Apesar de predominarem as brincadeiras tradicionais, os anos 60 também viram a chegada de brinquedos fabricados em massa, inspirados em programas de TV e filmes. O cenário das brincadeiras dos anos 60 começou a se transformar com bonecos, carrinhos e jogos que imitavam as aventuras televisivas. Esses itens, embora mais caros, tornavam-se objeto de desejo e geravam novas formas de brincar, mesclando o imaginário coletivo com as possibilidades do brinquedo industrial.

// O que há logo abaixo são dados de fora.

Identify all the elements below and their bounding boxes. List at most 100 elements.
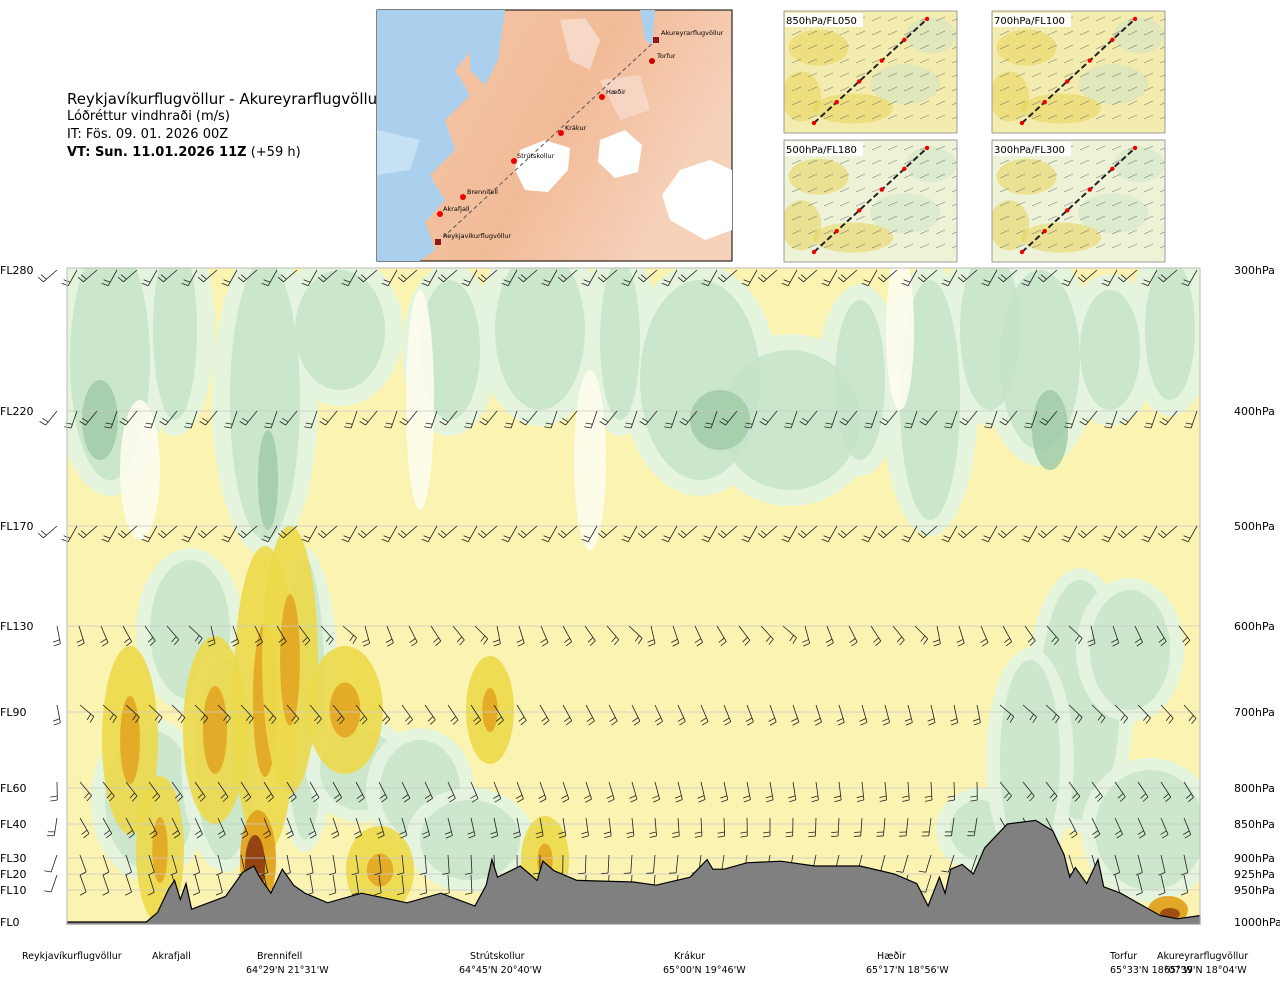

Desenhos animados e séries da época inspiraram jogos de interpretação, onde as crianças recriavam cenas e personagens durante as brincadeiras de fantasia. Corretas e chapéus viraram acessórios indispensáveis, e mesmo uma caixa de papelão podia se tornar um trem ou uma nave espacial. Essa fusão entre o mundo real e o mundo da TV ampliava as possibilidades das brincadeiras, mantendo a criatividade em constante movimento.

O legado das brincadeiras dos anos 60

Hoje, ao falarmos sobre brincadeiras dos anos 60, é impossível não reconhecer sua importância no desenvolvimento social e emocional daquela geração. Essas atividades ensinavam a compartilhar, a resolver conflitos, a ser justo e a aproveitar o simples prazer da companhia. Elas não exigiam planejamento, mas surgiam naturalmente, espontâneas, em qualquer canto disponível.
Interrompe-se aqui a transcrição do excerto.